Ötzi Rekonstruktion (Foto: Südtiroler Archäologiemuseum)

Der Bozner Stadtrat wird sich am Donnerstag mit der Ötzi-Studie befassen. Das Ex-INA-Gebäude ist sein Favorit, doch es gibt auch andere Stimmen.

von Thomas Vikoler

„Wir wollten die Stadtverwaltung vor und nicht nach unserer Entscheidung um ihre Meinung fragen“. So begründete Landeshauptmann Arno Kompatscher am Dienstagnachmittag die Entscheidung der Landesregierung, den Tagesordnungspunkt zum Archäologiemuseum zu vertagen.

Ein nachvollziehbarer Schritt, nachdem es sich um ein vornehmlich Bozner Thema handelt. Wie umkämpft es ist, zeigte sich am Dienstagabend bei einer aktuellen Debatte im Gemeinderat. Dort wurde zuallererst beklagt, dass der Gemeinderat in den Entscheidungsprozess gar nicht eingebunden werde.

Und tatsächlich: Am Donnerstag wird der Stadtrat zu einer eigenen Sitzung zusammentreffen, um sich vom Paduaner Institut Sinloc die am 26. April vorgelegte Studie erklären zu lassen. Jene Studie, die das Ex-ENEL-Gebäude in der Dantestraße zum idealsten Standort für ein neues Archäologie-Museum auserkoren hatte.

„Jedes Mitglied des Stadtrates sollte das Ergebnis der Studie auf sein Gebiet umlegen“, sagt SVP-Vizebürgermeister Luis Walcher, „danach werden wir gemeinsam ein Gutachten erstellen.“

Im Stadtrat hat sich bereits jetzt die Meinung durchgesetzt, dass das Ex-ENEL-Gebäude nicht die Ideallösung ist. Wegen seiner etwas peripheren Lage zum Stadtzentrum und der ungünstigen Verkehrssituation halten es einige sogar für die schlechteste der fünf von Sinloc gereihten Optionen. Bürgermeister Renzo Caramaschi hat am Montag nach dem Stadtrat offen ausgesprochen, dass er das Ex-INA-Gebäude an der Talferbrücke für geeigneter hält. Auch weil die Stadt heuer mit dem Bau einer Tiefgarage am nahen Siegesplatz beginnen will – und das Publikumsmagnet Ötzi so auf die Neustadt ausstrahlen könnte.

Bei der SVP gibt man sich derzeit zurückhaltend. Für sie ist wichtig, dass Ötzi nicht auf den Virgl kommt. Das Projekt von René Benkos Signa Holding ist in der Wertung auf Platz vier gereiht. Hinter Ex-ENEL, dem Gefängnis und dem Ex-INA-Gebäude.

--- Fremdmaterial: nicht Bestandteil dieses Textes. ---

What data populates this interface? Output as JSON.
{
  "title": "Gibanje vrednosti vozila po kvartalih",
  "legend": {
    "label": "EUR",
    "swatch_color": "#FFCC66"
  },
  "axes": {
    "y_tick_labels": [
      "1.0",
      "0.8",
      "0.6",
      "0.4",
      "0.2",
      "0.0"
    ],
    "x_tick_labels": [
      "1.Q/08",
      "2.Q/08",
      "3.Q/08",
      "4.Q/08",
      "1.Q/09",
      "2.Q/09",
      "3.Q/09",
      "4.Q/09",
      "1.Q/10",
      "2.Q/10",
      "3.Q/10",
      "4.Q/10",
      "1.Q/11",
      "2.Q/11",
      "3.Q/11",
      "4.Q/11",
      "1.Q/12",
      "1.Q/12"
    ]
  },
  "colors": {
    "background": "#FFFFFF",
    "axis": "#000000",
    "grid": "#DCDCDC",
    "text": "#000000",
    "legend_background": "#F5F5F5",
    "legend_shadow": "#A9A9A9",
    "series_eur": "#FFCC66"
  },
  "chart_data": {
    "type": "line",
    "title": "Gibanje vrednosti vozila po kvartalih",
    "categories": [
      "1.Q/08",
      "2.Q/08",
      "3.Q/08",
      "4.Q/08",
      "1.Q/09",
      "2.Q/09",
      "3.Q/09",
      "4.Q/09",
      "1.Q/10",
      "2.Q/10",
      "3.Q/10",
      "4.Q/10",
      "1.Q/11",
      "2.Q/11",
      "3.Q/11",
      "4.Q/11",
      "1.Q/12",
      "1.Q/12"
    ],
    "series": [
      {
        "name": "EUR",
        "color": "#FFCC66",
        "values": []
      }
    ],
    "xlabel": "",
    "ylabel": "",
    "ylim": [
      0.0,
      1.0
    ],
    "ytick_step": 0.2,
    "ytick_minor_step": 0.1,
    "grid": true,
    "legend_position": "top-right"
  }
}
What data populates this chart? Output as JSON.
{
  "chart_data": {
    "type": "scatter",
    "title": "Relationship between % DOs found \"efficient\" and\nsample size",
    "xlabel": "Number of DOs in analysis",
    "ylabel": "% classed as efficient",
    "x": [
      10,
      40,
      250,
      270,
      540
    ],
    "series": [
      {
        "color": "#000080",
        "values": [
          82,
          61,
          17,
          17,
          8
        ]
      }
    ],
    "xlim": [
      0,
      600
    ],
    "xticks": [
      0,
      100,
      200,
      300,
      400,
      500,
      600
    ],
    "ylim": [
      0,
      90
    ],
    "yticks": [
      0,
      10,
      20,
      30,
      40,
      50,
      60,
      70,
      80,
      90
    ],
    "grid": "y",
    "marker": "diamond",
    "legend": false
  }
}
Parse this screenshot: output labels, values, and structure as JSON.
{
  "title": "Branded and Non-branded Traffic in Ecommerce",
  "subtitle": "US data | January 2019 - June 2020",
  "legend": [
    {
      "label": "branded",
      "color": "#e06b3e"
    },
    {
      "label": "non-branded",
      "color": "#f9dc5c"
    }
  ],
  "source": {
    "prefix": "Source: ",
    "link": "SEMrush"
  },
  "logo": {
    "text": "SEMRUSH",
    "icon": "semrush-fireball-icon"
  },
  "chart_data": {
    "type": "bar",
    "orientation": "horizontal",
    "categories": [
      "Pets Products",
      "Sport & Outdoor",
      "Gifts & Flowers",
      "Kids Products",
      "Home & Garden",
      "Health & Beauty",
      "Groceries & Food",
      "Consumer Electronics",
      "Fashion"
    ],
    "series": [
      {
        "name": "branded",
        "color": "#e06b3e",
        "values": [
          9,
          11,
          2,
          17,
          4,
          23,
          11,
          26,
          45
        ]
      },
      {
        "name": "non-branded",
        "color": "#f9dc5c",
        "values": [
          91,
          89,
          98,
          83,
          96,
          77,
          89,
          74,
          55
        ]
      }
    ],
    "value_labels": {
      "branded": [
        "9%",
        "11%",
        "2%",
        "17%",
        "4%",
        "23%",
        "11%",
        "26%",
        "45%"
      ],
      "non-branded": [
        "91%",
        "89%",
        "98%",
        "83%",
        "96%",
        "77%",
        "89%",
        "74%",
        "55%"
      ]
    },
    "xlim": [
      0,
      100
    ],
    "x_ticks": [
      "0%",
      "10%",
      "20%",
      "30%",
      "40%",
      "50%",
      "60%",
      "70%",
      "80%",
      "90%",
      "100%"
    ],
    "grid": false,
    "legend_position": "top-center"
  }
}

Innerhalb der Regierungsmehrheit gibt es aber durchaus abweichende Positionen: Gemeinderatsvizepräsident Stephan Konder (SVP) bekräftigte bei der Debatte seinen Vorschlag, das Archäologiemuseum im Museum für Moderne Kunst (Museion) in der Dantestraße unterzubringen: „Die schnellste und kostengünstigste Lösung“, so Konder.

PD-Fraktionssprecher Alessandro Huber äußerste jüngst die Ansicht, dass er lieber aufgrund von konkreten Projekten anstatt einer Studie entscheiden möchte.

Die Ötzi-Studie: Studien-Sieger in roter Farbe

Doch die Entscheidung, welche Position die Gemeinde Bozen in dieser Frage vertritt, trifft nach aktuellem Stand der Stadtrat in den nächsten Wochen.

Benkos Signa gibt sich derzeit abwartend. Auch nach der Veröffentlichung der kompletten Sinloc-Studie auf der Website des Landes. Man werde auf jedem Fall Akteneinsicht verlangen, heißt es. Denn es sei nicht klar, aufgrund welcher Kriterien die Gesprächspartner der Studienersteller ausgesucht worden sind. Und die Studie sei eindeutig zu altstadtfixiert.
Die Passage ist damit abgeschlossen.